Barry Bonds | 31 (26.50%) |
Larry Doyle | 0 (0.00%) |
Carl Hubbell | 3 (2.56%) |
Juan Marichal | 0 (0.00%) |
Christy Mathewson | 4 (3.42%) |
Willie Mays | 78 (66.67%) |
Willie McCovey | 1 (0.85%) |
Johnny Mize | 0 (0.00%) |
Bill Terry | 0 (0.00%) |
Other (who?) | 0 (0.00%) |
Wow, look at the list of players who don't even make the list of nine finalists in the poll ... Frankie Frisch? Travis Jackson? George Van Haltren? Roger Connor? Freddie Lindstrom? Roger Bresnahan? Ross Youngs? Orlando Cepeda? (Sorry, O.C., there re already three first basemen on the list -- so much for Will Clark!) ...
Bobby Bonds was great, but no Barry ... Jeff Kent and Matt Williams both protected Barry ... Old-time pitchers like Joe McGinnity, Tim Keefe and Mickey Welch succumb to Mathewson and Hubbell ... Gaylord Perry was no Juan Marichal -- and don't anybody try to squeeze Tim Lincecum in there (yet!) ... No closers on the list, though there have been plenty of "pretty good" ones like Robb Nen, Rod Beck, Gary Lavelle and Greg Minton ... Dang.

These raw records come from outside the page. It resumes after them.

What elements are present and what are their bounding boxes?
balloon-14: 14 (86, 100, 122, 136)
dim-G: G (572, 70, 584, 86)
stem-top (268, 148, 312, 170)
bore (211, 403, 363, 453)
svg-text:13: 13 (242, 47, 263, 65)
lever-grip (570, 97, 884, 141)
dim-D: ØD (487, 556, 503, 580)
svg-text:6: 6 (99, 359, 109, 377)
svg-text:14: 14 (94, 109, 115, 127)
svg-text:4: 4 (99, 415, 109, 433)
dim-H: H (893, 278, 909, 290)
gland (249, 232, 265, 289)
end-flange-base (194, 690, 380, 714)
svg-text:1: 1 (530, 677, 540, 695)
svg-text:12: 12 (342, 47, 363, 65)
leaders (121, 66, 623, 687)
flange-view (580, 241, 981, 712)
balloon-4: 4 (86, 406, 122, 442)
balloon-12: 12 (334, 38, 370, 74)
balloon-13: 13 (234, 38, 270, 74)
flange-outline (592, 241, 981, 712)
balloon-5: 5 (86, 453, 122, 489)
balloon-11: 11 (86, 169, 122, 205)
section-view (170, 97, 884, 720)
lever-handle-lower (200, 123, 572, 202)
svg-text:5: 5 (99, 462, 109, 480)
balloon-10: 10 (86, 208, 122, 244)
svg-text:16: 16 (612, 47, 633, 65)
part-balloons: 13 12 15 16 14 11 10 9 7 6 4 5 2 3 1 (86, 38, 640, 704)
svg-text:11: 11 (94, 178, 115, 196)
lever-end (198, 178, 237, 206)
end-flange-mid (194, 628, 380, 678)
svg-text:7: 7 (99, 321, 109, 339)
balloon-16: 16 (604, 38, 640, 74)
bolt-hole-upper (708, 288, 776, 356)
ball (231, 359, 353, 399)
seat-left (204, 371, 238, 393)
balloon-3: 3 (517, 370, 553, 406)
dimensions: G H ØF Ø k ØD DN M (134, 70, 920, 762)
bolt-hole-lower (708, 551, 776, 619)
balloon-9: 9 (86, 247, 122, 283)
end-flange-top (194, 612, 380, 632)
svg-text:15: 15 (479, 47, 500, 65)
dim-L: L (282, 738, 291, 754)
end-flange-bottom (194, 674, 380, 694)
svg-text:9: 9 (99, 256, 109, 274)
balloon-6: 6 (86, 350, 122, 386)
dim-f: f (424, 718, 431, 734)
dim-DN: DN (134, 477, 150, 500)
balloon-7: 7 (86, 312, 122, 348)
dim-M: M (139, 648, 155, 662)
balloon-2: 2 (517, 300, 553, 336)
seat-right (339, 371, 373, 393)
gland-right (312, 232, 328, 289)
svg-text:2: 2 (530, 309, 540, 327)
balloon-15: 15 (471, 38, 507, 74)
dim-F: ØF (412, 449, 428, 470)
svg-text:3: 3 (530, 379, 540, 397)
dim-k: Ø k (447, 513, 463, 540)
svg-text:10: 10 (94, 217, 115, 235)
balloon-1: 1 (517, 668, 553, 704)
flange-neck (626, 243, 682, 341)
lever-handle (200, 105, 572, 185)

Is this collection of players actually better than the one put forth by the Yankees???
I voted Mays.
Bonds, just considering what happened on the field, was the better player with a higher peak but Mays did play all of his good years as a Giant.
I had to vote Bonds as he was/is just too darn good. He has been top 3 in OPS in all but 2 seasons as a Giant (the year he was injured and the following season when he was 'just' 6th). In OPS+ the story is the same, except without the 6th place finish in '06. 4 times top 10 for stolen bases. Pre 98 or full career he is just too amazing.
Mays is almost as amazing, but I just have to go with Bonds.
I was thinking this made an excellent contrast with the Dodgers when I first saw the list. The top of the list beats out anything offered by the Dodgers, with Bonds and Mays making the short list for greatest positional players ever, and Mathewson's career numbers are right up there for the pitchers, although his inability to have a "decent" year (5 years with ERA+ 87 or lower, 12 years 123 or higher) hurt his career numbers in the end.
John, I rarely disagree with you on a point like this, but I voted Mays ... I do think a case can be made that Bonds is better than his godfather was offensively, but defensively, as good a LF as Bonds was (not is, not any more), Willie was arguably the best CF ever to play the game.
I think you can make a good case that Mays, not Ruth, was the greatest position player ever in the history of the entire sport. It's Ruth's pesky dominant pitching career that makes that a problematic argument.